Some think the State Bank of Vietnam (SBV) is doing just that, reasoning that it is not such a big problem if the exchange rate is outside the band as long as it remains relatively stable.
In fact, the central bank has its hands tied behind its back.
Firstly, it is not independent; the SBV answers to the Prime Minister in this communist country, just like a cabinet ministry, and requires his signature for major decisions.
That means when the government is focussed on stimulating economic growth, as it is has been in recent months, monetary tightening is out of the question.
Secondly, economists say Vietnam's foreign exchange reserves are insufficient for the type of sustained intervention that would be needed to keep the dong within its band. At the end of June, forex reserves stood at $17.6 billion, depleted more than 23 percent from the end of last year, and could be lower now.
The central bank has muddled through, rationing dollars to strategic industries /and waving a big administrative stick while nudging the reference rate down to ease pressure.
RISK OF DEVALUATION
Ultimately the situation is damaging, economists say.
High-profile businesses like Ford cannot turn to the black market for hard currency because it is illegal. Ford, also, has been given instructions to report to the central bank if its banking partners levy fees to try to create a different rate.
Ford's Pease has added the possibility of payment in euro or yen to his suppliers so that at least he can give them something on time. The SBV does not restrict trade with those currencies, and their rates are near what the black market dollar rate is.
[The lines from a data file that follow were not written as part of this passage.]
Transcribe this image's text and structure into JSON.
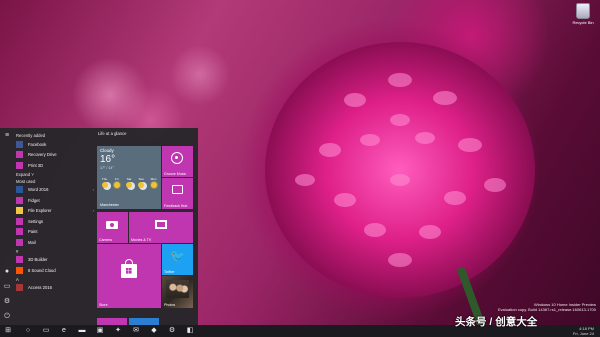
{
  "desktop": {
    "recycle_bin_label": "Recycle Bin",
    "build_info": [
      "Windows 10 Home Insider Preview",
      "Evaluation copy. Build 14367.rs1_release.160613-1700"
    ],
    "wallpaper_colors": {
      "accent": "#c035b0",
      "petal": "#e0218a",
      "bg": "#7a1447"
    }
  },
  "start_menu": {
    "recently_added_label": "Recently added",
    "recently_added": [
      "Facebook",
      "Recovery Drive",
      "Print 3D"
    ],
    "expand_label": "Expand",
    "most_used_label": "Most used",
    "most_used": [
      "Word 2016",
      "Fidget",
      "File Explorer",
      "Settings",
      "Paint",
      "Mail"
    ],
    "letter_header": "#",
    "apps": [
      "3D Builder",
      "8 Sound Cloud"
    ],
    "letter_a_header": "A",
    "apps_a": [
      "Access 2016"
    ],
    "tiles_group_label": "Life at a glance",
    "tiles": {
      "weather": {
        "condition": "Cloudy",
        "temp": "16°",
        "hi_lo": "17° / 14°",
        "city": "Manchester",
        "days": [
          "Thu",
          "Fri",
          "Sat",
          "Sun",
          "Mon"
        ]
      },
      "groove": "Groove Music",
      "feedback": "Feedback Hub",
      "camera": "Camera",
      "movies": "Movies & TV",
      "store": "Store",
      "twitter": "Twitter",
      "photos": "Photos"
    }
  },
  "taskbar": {
    "time": "4:18 PM",
    "date": "Fri, June 24"
  },
  "watermark": "头条号 / 创意大全"
}
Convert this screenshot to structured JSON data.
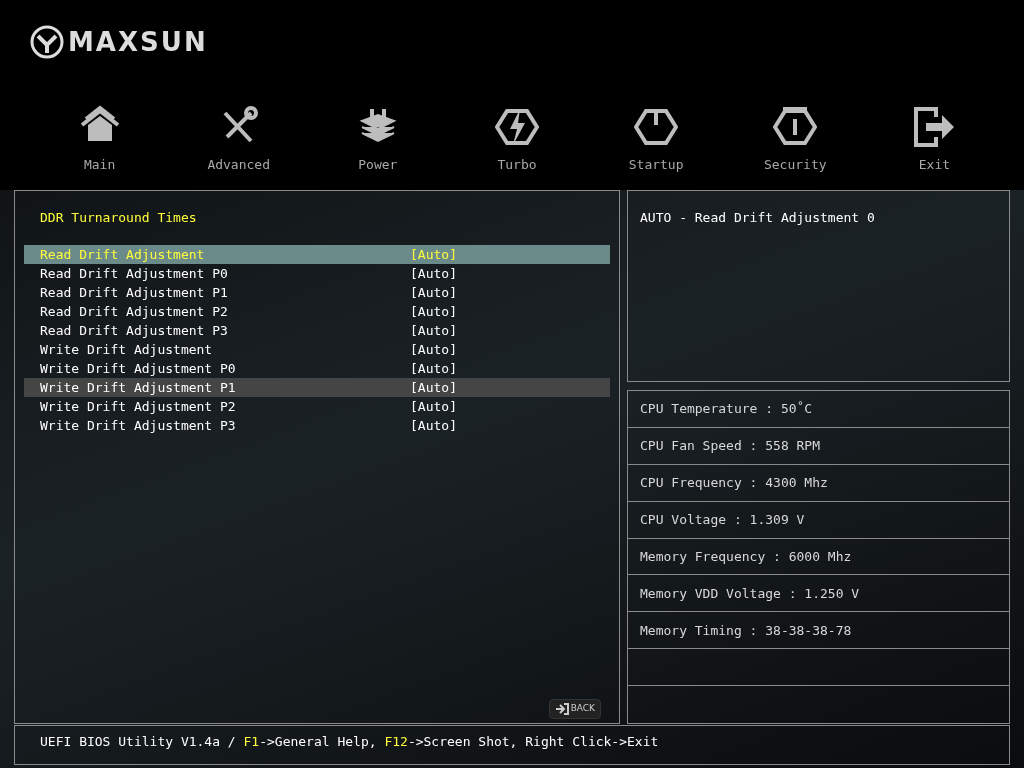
{
  "logo": {
    "text": "MAXSUN"
  },
  "tabs": [
    {
      "label": "Main",
      "kind": "home"
    },
    {
      "label": "Advanced",
      "kind": "tools"
    },
    {
      "label": "Power",
      "kind": "power"
    },
    {
      "label": "Turbo",
      "kind": "turbo"
    },
    {
      "label": "Startup",
      "kind": "startup"
    },
    {
      "label": "Security",
      "kind": "security"
    },
    {
      "label": "Exit",
      "kind": "exit"
    }
  ],
  "settings": {
    "title": "DDR Turnaround Times",
    "items": [
      {
        "label": "Read Drift Adjustment",
        "value": "[Auto]",
        "selected": true,
        "hovered": false
      },
      {
        "label": "Read Drift Adjustment P0",
        "value": "[Auto]",
        "selected": false,
        "hovered": false
      },
      {
        "label": "Read Drift Adjustment P1",
        "value": "[Auto]",
        "selected": false,
        "hovered": false
      },
      {
        "label": "Read Drift Adjustment P2",
        "value": "[Auto]",
        "selected": false,
        "hovered": false
      },
      {
        "label": "Read Drift Adjustment P3",
        "value": "[Auto]",
        "selected": false,
        "hovered": false
      },
      {
        "label": "Write Drift Adjustment",
        "value": "[Auto]",
        "selected": false,
        "hovered": false
      },
      {
        "label": "Write Drift Adjustment P0",
        "value": "[Auto]",
        "selected": false,
        "hovered": false
      },
      {
        "label": "Write Drift Adjustment P1",
        "value": "[Auto]",
        "selected": false,
        "hovered": true
      },
      {
        "label": "Write Drift Adjustment P2",
        "value": "[Auto]",
        "selected": false,
        "hovered": false
      },
      {
        "label": "Write Drift Adjustment P3",
        "value": "[Auto]",
        "selected": false,
        "hovered": false
      }
    ],
    "back_button": "BACK"
  },
  "help": {
    "text": "AUTO - Read Drift Adjustment 0"
  },
  "monitor": [
    "CPU Temperature : 50˚C",
    "CPU Fan Speed : 558 RPM",
    "CPU Frequency : 4300 Mhz",
    "CPU Voltage : 1.309 V",
    "Memory Frequency : 6000 Mhz",
    "Memory VDD Voltage : 1.250 V",
    "Memory Timing : 38-38-38-78"
  ],
  "status_bar": [
    {
      "text": "UEFI BIOS Utility V1.4a / ",
      "kind": "text"
    },
    {
      "text": "F1",
      "kind": "key"
    },
    {
      "text": "->General Help, ",
      "kind": "text"
    },
    {
      "text": "F12",
      "kind": "key"
    },
    {
      "text": "->Screen Shot, Right Click->Exit",
      "kind": "text"
    }
  ]
}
"It's an issue that I think most companies these days tend to recognise as a cost of doing business," he said.
Vietnam's long love affair with the dollar is hard to explain and perhaps out of step with the rest of the world where there are calls for another currency or currency basket to replace the greenback.
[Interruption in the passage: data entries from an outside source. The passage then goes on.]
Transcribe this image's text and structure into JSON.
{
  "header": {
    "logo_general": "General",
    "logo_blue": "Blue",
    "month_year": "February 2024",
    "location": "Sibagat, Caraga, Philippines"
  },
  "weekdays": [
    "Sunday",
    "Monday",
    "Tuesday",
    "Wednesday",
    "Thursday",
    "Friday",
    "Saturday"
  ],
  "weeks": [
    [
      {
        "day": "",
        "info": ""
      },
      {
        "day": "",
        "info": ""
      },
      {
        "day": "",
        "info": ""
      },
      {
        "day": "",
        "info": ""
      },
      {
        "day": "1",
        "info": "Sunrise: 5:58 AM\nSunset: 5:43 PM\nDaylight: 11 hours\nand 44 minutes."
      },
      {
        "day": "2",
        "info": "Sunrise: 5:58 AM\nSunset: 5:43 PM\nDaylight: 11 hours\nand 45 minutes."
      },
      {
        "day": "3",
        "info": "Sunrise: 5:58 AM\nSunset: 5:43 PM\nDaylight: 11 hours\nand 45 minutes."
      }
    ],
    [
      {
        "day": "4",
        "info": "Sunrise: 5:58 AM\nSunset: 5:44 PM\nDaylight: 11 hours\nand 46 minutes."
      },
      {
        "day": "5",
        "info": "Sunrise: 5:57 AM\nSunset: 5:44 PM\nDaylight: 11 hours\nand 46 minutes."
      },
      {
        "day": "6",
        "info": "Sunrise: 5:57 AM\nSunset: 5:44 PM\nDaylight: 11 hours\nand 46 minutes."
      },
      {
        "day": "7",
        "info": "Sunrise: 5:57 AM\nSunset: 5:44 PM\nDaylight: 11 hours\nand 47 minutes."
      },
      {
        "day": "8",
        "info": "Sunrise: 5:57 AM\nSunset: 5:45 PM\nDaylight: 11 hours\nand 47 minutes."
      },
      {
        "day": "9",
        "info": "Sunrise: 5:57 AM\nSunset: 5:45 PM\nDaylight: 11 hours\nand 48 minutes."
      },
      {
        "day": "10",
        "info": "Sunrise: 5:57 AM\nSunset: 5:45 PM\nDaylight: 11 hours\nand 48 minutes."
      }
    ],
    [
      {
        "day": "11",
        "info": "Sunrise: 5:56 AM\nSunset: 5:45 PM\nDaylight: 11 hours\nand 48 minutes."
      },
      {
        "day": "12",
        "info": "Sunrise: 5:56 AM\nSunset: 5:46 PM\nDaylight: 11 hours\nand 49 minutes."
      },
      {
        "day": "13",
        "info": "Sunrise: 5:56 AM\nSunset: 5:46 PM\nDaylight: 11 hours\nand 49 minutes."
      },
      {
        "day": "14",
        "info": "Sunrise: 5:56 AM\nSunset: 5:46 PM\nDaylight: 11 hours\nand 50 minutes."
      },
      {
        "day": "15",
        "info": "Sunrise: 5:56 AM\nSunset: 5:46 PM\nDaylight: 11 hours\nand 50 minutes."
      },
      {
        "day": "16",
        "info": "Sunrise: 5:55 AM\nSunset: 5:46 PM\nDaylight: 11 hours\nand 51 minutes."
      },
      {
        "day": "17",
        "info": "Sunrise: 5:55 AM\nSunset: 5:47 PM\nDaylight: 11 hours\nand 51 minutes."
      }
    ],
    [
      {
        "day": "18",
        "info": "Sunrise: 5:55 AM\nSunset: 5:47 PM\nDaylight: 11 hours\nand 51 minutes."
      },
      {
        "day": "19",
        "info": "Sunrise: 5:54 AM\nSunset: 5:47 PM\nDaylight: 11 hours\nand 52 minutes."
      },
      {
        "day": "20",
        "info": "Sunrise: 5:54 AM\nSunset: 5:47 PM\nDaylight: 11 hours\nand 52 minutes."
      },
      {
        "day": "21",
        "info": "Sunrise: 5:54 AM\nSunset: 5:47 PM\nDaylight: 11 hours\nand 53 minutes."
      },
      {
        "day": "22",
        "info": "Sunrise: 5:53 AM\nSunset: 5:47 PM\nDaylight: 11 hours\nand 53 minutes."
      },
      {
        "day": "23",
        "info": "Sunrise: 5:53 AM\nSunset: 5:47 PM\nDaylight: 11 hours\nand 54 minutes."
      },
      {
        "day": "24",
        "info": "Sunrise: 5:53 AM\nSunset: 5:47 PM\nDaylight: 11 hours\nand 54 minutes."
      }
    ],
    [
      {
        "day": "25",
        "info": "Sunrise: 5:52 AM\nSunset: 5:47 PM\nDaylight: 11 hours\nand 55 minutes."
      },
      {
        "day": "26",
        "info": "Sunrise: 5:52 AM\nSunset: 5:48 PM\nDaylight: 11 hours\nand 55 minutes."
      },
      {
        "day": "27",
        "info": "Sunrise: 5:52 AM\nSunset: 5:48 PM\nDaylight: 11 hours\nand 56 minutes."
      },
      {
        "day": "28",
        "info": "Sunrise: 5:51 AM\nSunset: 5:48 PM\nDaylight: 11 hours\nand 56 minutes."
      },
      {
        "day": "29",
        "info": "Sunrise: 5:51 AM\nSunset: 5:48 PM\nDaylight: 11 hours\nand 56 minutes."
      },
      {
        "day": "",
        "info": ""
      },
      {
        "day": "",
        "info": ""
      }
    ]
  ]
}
Since reforms started in the late 1980s, and probably even earlier, gold and dollars have been in favour because the government could not control rampant inflation.
Economists say the dollarisation of the economy is a hard habit to break because gold, a substitute for dollars, helped some families escape during the war years in the 1970s, and many people still remember the days of hyperinflation in the 1980s.
More worrying today is the possibility of a devaluation that seems ever-present when the currency is chronically weak, the central bank unable or unwilling to rein it in and little confidence in the market in a strong dong.
Psychology is critical. For part of the year, exporters sat on dollars expecting the dong to fall. That exacerbated the dollar shortage, which put tangible pressure on the Vietnamese currency to do exactly what everyone thought it would do, fall.
But that was just one part of the story. Benedict Bingham, the International Monetary Fund's Vietnam representative, thinks the actions of millions of households shifting their personal holdings into gold and dollars amid economic uncertainty may have also had a big impact.
In the first half, Vietnam's balance of payments was stronger than last year, the trade deficit was lower, and although foreign direct investment and remittances were also down they did not offset the decline in the trade deficit. Yet there was pressure on the dong, possibly because of this shift in household demand.
"This may partly be because domestic interest rates have been reduced so sharply, compressing the spread between dong and dollar interest rates beyond the point where it provides an adequate cover for exchange risk," Bingham said.
"It may also reflect concerns about the outlook for the dong itself. Either way, it is a situation that monetary policy needs to respond to."